European Journal of Clinical Nutrition | 2018
Manfred J. Müller; Corinna Geisler; Mark Hübers; Maryam Pourhassan; Wiebke Braun; Anja Bosy-Westphal
Whole-body daily energy expenditure is primarily due to resting energy expenditure (REE). Since there is a high inter-individual variance in REE, a quantitative and predictive framework is needed to normalize the data. Complementing the assessment of REE with data normalization makes individuals of different sizes, age, and sex comparable. REE is closely correlated with body mass suggesting its near constancy for a given mass and, thus, a linearity of this association. Since body mass and its metabolic active components are the major determinants of REE, they have been implemented into allometric modeling to normalize REE for quantitative differences in body weight and/or body composition. Up to now, various size and allometric scale laws are used to adjust REE for body mass. In addition, the impact of the anatomical and physical properties of individual body components on REE has been quantified in large populations and for different age groups. More than 80% of the inter-individual variance in REE is explained by FFM and its composition. There is evidence that the impact of individual organs on REE varies between age groups with a higher contribution of brain and visceral organs in children/adolescents compared with adults where skeletal muscle mass contribution is greater than in children/adolescents. However, explaining REE variations by FFM and its composition has its own limitations (inter-correlations of organs/tissues).

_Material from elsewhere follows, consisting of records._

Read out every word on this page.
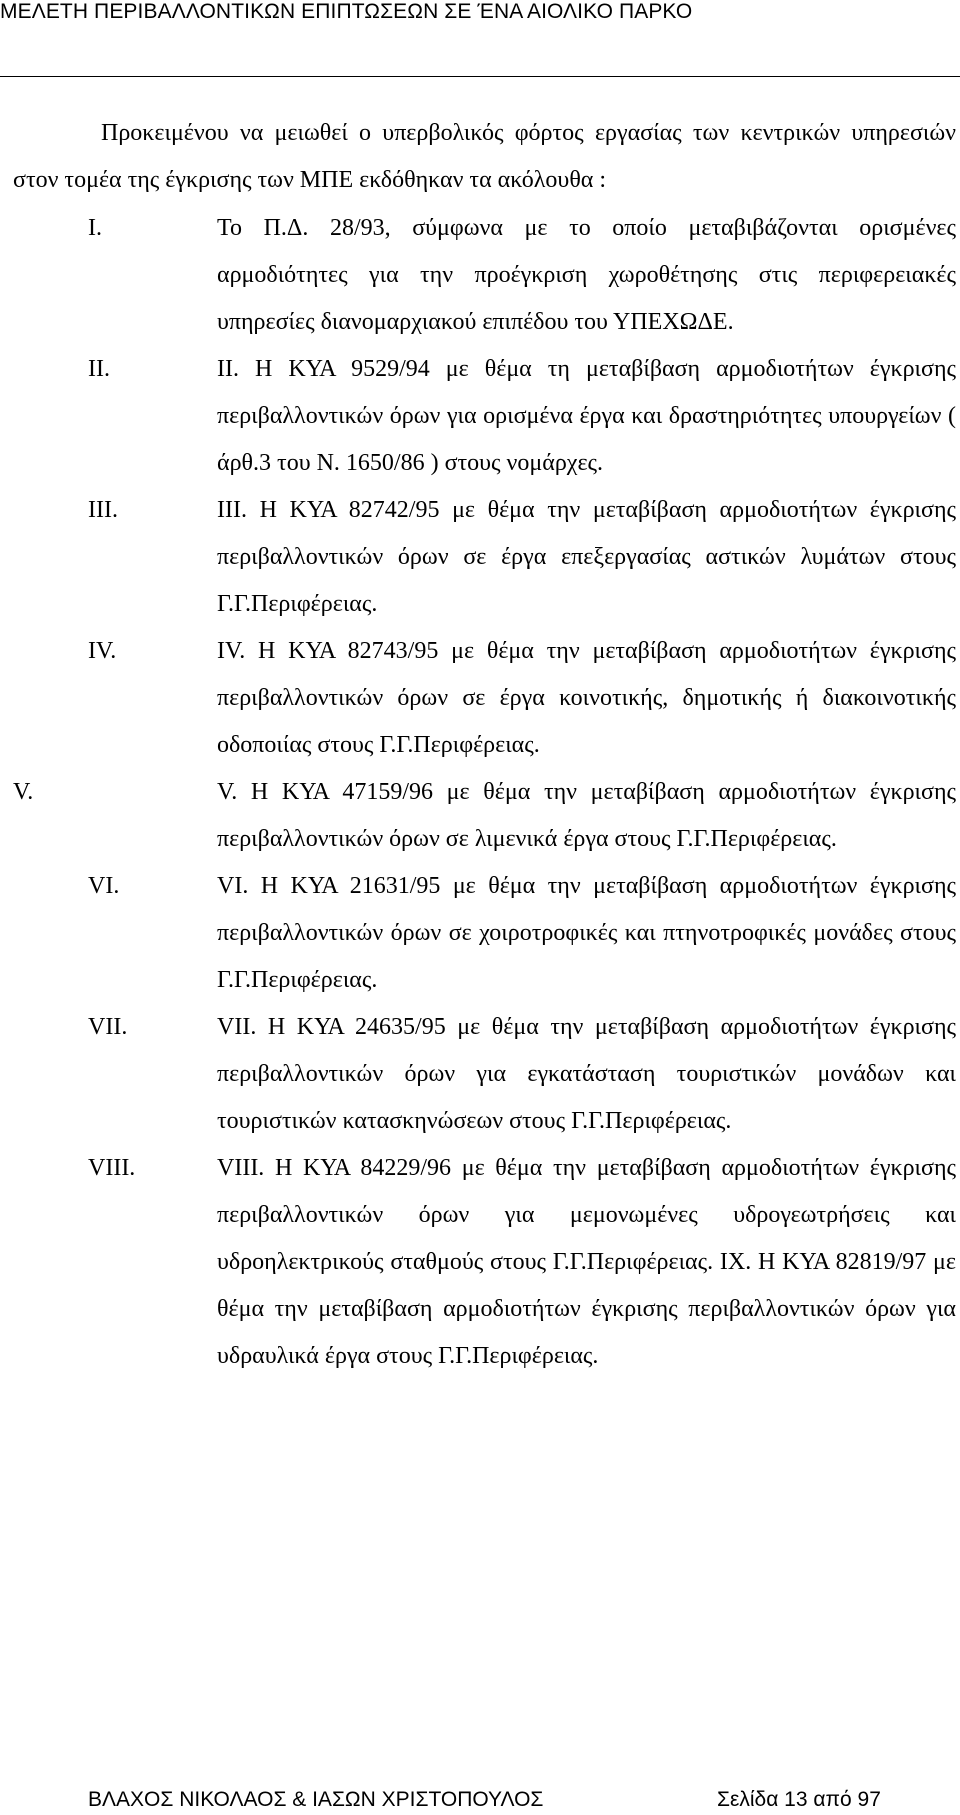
ΜΕΛΕΤΗ ΠΕΡΙΒΑΛΛΟΝΤΙΚΩΝ ΕΠΙΠΤΩΣΕΩΝ ΣΕ ΈΝΑ ΑΙΟΛΙΚΟ ΠΑΡΚΟ

Προκειμένου να μειωθεί ο υπερβολικός φόρτος εργασίας των κεντρικών υπηρεσιών στον τομέα της έγκρισης των ΜΠΕ εκδόθηκαν τα ακόλουθα :

I.	Το Π.Δ. 28/93, σύμφωνα με το οποίο μεταβιβάζονται ορισμένες αρμοδιότητες για την προέγκριση χωροθέτησης στις περιφερειακές υπηρεσίες διανομαρχιακού επιπέδου του ΥΠΕΧΩΔΕ.
II.	II. Η ΚΥΑ 9529/94 με θέμα τη μεταβίβαση αρμοδιοτήτων έγκρισης περιβαλλοντικών όρων για ορισμένα έργα και δραστηριότητες υπουργείων ( άρθ.3 του Ν. 1650/86 ) στους νομάρχες.
III.	III. Η ΚΥΑ 82742/95 με θέμα την μεταβίβαση αρμοδιοτήτων έγκρισης περιβαλλοντικών όρων σε έργα επεξεργασίας αστικών λυμάτων στους Γ.Γ.Περιφέρειας.
IV.	IV. Η ΚΥΑ 82743/95 με θέμα την μεταβίβαση αρμοδιοτήτων έγκρισης περιβαλλοντικών όρων σε έργα κοινοτικής, δημοτικής ή διακοινοτικής οδοποιίας στους Γ.Γ.Περιφέρειας.
V.	V. Η ΚΥΑ 47159/96 με θέμα την μεταβίβαση αρμοδιοτήτων έγκρισης περιβαλλοντικών όρων σε λιμενικά έργα στους Γ.Γ.Περιφέρειας.
VI.	VI. Η ΚΥΑ 21631/95 με θέμα την μεταβίβαση αρμοδιοτήτων έγκρισης περιβαλλοντικών όρων σε χοιροτροφικές και πτηνοτροφικές μονάδες στους Γ.Γ.Περιφέρειας.
VII.	VII. Η ΚΥΑ 24635/95 με θέμα την μεταβίβαση αρμοδιοτήτων έγκρισης περιβαλλοντικών όρων για εγκατάσταση τουριστικών μονάδων και τουριστικών κατασκηνώσεων στους Γ.Γ.Περιφέρειας.
VIII.	VIII. Η ΚΥΑ 84229/96 με θέμα την μεταβίβαση αρμοδιοτήτων έγκρισης περιβαλλοντικών όρων για μεμονωμένες υδρογεωτρήσεις και υδροηλεκτρικούς σταθμούς στους Γ.Γ.Περιφέρειας. IX. Η ΚΥΑ 82819/97 με θέμα την μεταβίβαση αρμοδιοτήτων έγκρισης περιβαλλοντικών όρων για υδραυλικά έργα στους Γ.Γ.Περιφέρειας.
ΒΛΑΧΟΣ ΝΙΚΟΛΑΟΣ & ΙΑΣΩΝ ΧΡΙΣΤΟΠΟΥΛΟΣ	Σελίδα 13 από 97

In future, this could be overcome by re-describing the organ-to-organ variation using principal components analysis and then using the scores on the components as predictors in a multiple regression analysis.
Nutrients | 2016
Corinna Geisler; Carla Prado; Manfred J. Müller
Current body weight-based protein recommendations are ignoring the large variability in body composition, particularly lean mass (LM), which drives protein requirements. We explored and highlighted the inter-individual variability of weight versus body composition-adjusted protein intakes by secondary analysis in three cohorts of (1) 574 healthy adults (mean ± SD age: 41.4 ± 15.2 years); (2) 403 cirrhotic patients (age: 44.7 ± 12.3 years) and (3) 547 patients with lung cancer (age: 61.3 ± 8.2 years). LM was assessed using different devices (magnetic resonance imaging, dual-energy X-ray absorptiometry, computer tomography, total body potassium and bioelectrical impedance), body weight-based protein intake, its ratio (per kg LM) and mean protein requirement were calculated. Variability in protein intake in all cohorts ranged from 0.83 to 1.77 g protein per kg LM per day using (theoretical protein intake of 60 g protein per day). Calculated mean protein requirement was 1.63 g protein per kg LM per day; consequently, 95.3% of healthy subjects, 100% of cirrhotic and 97.4% of cancer patients would present with a low protein intake per kg LM. Weight-adjusted recommendations are inadequate to address the LM specific differences in protein needs of healthy subjects or clinical populations. Absolute protein intake seems to be more relevant compared to the relative proportion of protein, which in turn changes with different energy needs.